Informele zorg
Terugkomend van een afspraak bots ik bij het betreden van de trein bijna tegen een scootmobiel. De gebruikster zit met een notebook op schoot, een mobiel in de ene hand en een stapel papieren in de andere. Ze kijkt lachend naar me op en zegt: “Sorry, dit is even mijn werkplek.” Herkenbaar voor mij, want ik zit ook altijd in treinen, zorginstellingen en hotellobby’s te werken als ik onderweg ben tussen afspraken.

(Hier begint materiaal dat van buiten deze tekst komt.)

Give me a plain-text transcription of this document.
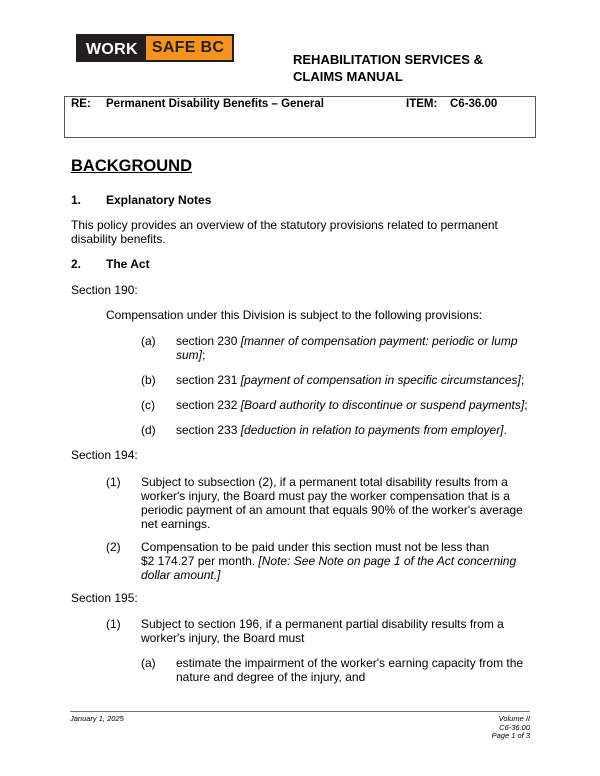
WORK SAFE BC
REHABILITATION SERVICES &
CLAIMS MANUAL
RE: Permanent Disability Benefits – General	ITEM: C6-36.00
BACKGROUND
1. Explanatory Notes
This policy provides an overview of the statutory provisions related to permanent
disability benefits.
2. The Act
Section 190:
Compensation under this Division is subject to the following provisions:
(a) section 230 [manner of compensation payment: periodic or lump
sum];
(b) section 231 [payment of compensation in specific circumstances];
(c) section 232 [Board authority to discontinue or suspend payments];
(d) section 233 [deduction in relation to payments from employer].
Section 194:
(1) Subject to subsection (2), if a permanent total disability results from a
worker's injury, the Board must pay the worker compensation that is a
periodic payment of an amount that equals 90% of the worker's average
net earnings.
(2) Compensation to be paid under this section must not be less than
$2 174.27 per month. [Note: See Note on page 1 of the Act concerning
dollar amount.]
Section 195:
(1) Subject to section 196, if a permanent partial disability results from a
worker's injury, the Board must
(a) estimate the impairment of the worker's earning capacity from the
nature and degree of the injury, and
January 1, 2025	Volume II
C6-36.00
Page 1 of 3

Ik ga in de direct aansluitende coupé zitten en neem ook mijn notebook op schoot. Een half uurtje later, Bij Amsterdam Sloterdijk, hoor ik ineens een verontwaardigde stem uit het gangpad. Het is de vrouw: “Nee, niet die deur weer dichtdoen. Ze moeten me er nog uit komen halen.” Net als ik overeind wil komen om haar te hulp te schieten voordat de trein weer wegrijdt en zij haar halte mist, zie ik dat twee meisjes op het perron het probleem al oplossen. Ze gesticuleren druk naar de coupédeur en roepen, naar de conducteur blijkbaar. Die komt met rood hoofd en verontschuldigende gebaren aangesneld. Een minuutje later zie ik hoe de vrouw alsnog – met scootmobiel en al – de trein uit geholpen wordt.

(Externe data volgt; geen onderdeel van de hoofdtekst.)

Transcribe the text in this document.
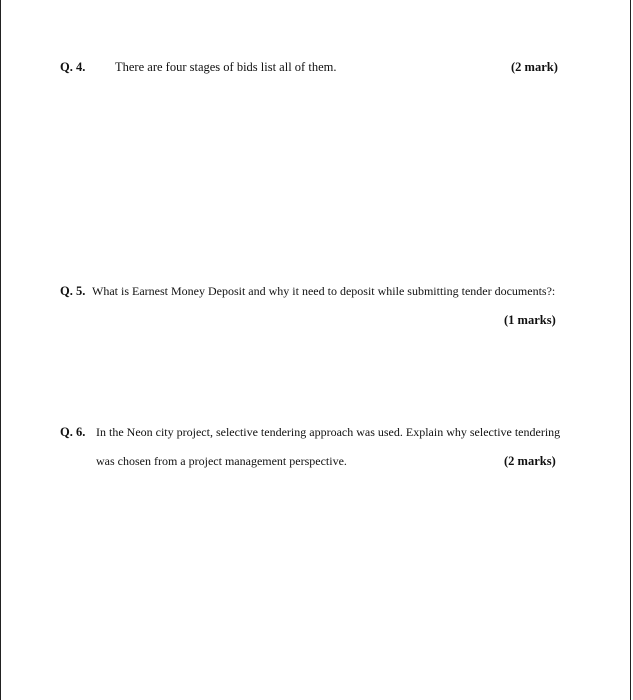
Q. 4. There are four stages of bids list all of them.	(2 mark)
Q. 5. What is Earnest Money Deposit and why it need to deposit while submitting tender documents?:
(1 marks)
Q. 6. In the Neon city project, selective tendering approach was used. Explain why selective tendering
was chosen from a project management perspective.	(2 marks)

Arbeidsparticipatie voor mensen met een beperking blijft mensenwerk. Soms met bijdragen van mensen die formeel helemaal niet bij het proces betrokken zijn. Precies in lijn met wat VWS wil toch? Zo veel mogelijk regelen via het informele circuit.
1 reactie
Een treffend voorbeeld van hoe mensen in de samenleving elkaar al met kleine dingen enorm kunnen helpen, om te zorgen dat iedereen in de maatschappij kan blijven participeren. Het is terecht dat de minister en staatssecretaris een pleidooi hiertoe houden. De Nederlandse verzorgingsstaat heeft ons enorm verwend de afgelopen decennia. Makkelijk natuurlijk, maar mensen worden en lui van en verre van weerbaar. Een overheid die alles voor iedereen regelt, leidt tot mensen die niets meer voor elkaar over hoeven te hebben. Het is goed dat hierin nu verandering komt.